If you spend any time at all working with this population you understand that you're dealing with endemic poverty and crime issues. DCPS already does a ton and it absolutely helps kids on the margins where there may be issues but maybe they have a grandparent who can step in and help, or kids who are just wards of the state or living in shelters or foster care. But there are still tons of kids in DC who technically have custodial parents (or other family) but there's just so much dysfunction that school isn't a priority.


I thought you had to have an IEP (or 504) to get bussing. They bus kids from shelters? Never heard of that in DC specifically, but certainly have in the MD counties.

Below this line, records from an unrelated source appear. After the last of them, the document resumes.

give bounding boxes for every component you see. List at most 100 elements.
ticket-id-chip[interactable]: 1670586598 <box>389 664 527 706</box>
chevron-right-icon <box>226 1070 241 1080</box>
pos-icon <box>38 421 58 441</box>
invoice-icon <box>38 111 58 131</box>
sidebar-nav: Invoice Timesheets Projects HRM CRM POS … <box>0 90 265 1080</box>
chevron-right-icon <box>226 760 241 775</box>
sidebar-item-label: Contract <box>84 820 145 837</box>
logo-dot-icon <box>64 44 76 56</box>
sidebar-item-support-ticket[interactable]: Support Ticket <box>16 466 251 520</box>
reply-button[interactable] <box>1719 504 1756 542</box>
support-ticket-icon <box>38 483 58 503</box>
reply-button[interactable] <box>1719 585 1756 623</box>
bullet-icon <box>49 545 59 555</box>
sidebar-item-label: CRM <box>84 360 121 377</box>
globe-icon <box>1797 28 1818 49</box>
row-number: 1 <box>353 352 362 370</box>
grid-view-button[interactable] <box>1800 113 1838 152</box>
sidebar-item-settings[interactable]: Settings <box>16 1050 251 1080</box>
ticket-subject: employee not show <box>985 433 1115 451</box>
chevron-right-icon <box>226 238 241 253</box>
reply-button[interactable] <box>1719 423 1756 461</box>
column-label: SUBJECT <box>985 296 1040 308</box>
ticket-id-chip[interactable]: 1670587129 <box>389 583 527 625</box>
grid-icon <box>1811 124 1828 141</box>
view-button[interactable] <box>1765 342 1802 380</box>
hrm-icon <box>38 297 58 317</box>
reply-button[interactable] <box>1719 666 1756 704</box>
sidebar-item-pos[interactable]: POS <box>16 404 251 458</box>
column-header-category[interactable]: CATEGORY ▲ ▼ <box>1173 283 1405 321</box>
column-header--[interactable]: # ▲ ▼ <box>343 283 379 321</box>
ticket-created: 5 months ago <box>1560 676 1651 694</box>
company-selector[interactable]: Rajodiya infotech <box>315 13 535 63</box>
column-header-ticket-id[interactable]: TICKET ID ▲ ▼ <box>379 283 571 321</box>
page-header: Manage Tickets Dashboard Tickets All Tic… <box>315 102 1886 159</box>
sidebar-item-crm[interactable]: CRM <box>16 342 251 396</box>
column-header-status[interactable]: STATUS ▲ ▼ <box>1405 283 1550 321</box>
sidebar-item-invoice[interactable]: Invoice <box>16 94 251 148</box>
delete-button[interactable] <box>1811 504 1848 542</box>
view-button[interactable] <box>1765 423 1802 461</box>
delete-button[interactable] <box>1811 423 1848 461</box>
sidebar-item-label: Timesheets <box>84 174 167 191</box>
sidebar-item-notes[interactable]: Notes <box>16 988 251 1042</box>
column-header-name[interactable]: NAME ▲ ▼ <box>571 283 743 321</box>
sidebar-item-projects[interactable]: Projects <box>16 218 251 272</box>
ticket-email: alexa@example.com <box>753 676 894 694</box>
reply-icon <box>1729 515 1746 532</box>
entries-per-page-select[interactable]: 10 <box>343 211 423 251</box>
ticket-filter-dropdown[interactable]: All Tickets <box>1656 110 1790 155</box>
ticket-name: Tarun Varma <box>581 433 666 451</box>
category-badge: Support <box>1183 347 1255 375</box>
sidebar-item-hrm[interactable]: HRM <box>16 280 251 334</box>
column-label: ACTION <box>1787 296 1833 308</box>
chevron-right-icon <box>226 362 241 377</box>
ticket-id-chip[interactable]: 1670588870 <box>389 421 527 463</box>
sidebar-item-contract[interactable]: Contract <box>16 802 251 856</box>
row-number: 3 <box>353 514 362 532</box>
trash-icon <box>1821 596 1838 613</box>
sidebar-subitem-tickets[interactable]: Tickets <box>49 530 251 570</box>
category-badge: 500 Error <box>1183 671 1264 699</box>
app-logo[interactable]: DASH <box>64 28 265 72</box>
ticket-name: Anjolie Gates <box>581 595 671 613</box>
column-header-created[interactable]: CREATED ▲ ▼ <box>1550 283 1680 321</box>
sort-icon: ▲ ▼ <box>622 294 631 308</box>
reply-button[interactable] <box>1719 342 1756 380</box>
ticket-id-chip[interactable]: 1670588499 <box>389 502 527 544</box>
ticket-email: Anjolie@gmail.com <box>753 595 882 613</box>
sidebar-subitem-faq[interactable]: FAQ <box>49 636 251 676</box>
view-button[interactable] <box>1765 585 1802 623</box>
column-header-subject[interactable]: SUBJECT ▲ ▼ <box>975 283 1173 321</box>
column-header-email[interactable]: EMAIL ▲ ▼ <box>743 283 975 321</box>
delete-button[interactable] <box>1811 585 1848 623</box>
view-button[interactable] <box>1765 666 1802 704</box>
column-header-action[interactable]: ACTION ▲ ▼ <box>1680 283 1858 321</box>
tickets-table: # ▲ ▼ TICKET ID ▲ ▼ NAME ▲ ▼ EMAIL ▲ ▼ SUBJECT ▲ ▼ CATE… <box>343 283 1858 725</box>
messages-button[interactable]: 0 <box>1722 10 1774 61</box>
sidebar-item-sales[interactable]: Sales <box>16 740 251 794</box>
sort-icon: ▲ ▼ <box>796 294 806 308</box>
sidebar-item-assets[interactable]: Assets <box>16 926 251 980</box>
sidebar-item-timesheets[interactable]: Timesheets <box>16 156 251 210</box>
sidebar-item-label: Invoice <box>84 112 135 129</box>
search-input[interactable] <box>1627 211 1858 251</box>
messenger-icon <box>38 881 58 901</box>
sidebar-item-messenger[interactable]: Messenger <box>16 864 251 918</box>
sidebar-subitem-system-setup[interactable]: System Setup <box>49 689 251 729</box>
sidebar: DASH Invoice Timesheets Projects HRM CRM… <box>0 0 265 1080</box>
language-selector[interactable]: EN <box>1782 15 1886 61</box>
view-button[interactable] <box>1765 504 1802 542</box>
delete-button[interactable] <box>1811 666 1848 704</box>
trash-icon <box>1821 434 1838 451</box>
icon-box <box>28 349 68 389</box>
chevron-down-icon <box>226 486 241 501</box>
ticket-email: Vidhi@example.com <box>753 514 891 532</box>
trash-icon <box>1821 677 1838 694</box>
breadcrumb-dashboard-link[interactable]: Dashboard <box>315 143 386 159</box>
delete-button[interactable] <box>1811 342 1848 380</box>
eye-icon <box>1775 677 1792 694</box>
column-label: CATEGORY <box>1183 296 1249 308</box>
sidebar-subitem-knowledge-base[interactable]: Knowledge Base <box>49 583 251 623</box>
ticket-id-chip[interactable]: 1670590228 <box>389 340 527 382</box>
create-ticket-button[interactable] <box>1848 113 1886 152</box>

How else do you think kids in shelters get to school? Of course they do this.
Anonymous
Anonymous wrote:and this gem, but off topic:

More than 160 students — nearly 30 percent of the student body — at D.C.’s celebrated Duke Ellington School of the Arts live outside the city and are not paying the tuition required of suburbanites who attend the District’s public schools, an internal investigation has found.
The students’ cases have been forwarded to the D.C. attorney general’s office, which enforces laws against school residency fraud, city officials said Friday. Another 56 have been flagged for less clear-cut residency problems and are being given a week and a half to prove they live in the city, bringing the total number of students caught up in the fraud investigation to 220 out of the 570 enrolled at the Northwest Washington campus.



wowza
Anonymous
Anonymous wrote:
Anonymous wrote:and this gem, but off topic:

More than 160 students — nearly 30 percent of the student body — at D.C.’s celebrated Duke Ellington School of the Arts live outside the city and are not paying the tuition required of suburbanites who attend the District’s public schools, an internal investigation has found.
The students’ cases have been forwarded to the D.C. attorney general’s office, which enforces laws against school residency fraud, city officials said Friday. Another 56 have been flagged for less clear-cut residency problems and are being given a week and a half to prove they live in the city, bringing the total number of students caught up in the fraud investigation to 220 out of the 570 enrolled at the Northwest Washington campus.


wait, still?


That’s quoting an article from 2018.
Anonymous
Anonymous wrote:
Anonymous wrote:
Anonymous wrote:
Anonymous wrote:
Anonymous wrote:What about school buses for ES kids? At least they’d have a reliable way to get to school.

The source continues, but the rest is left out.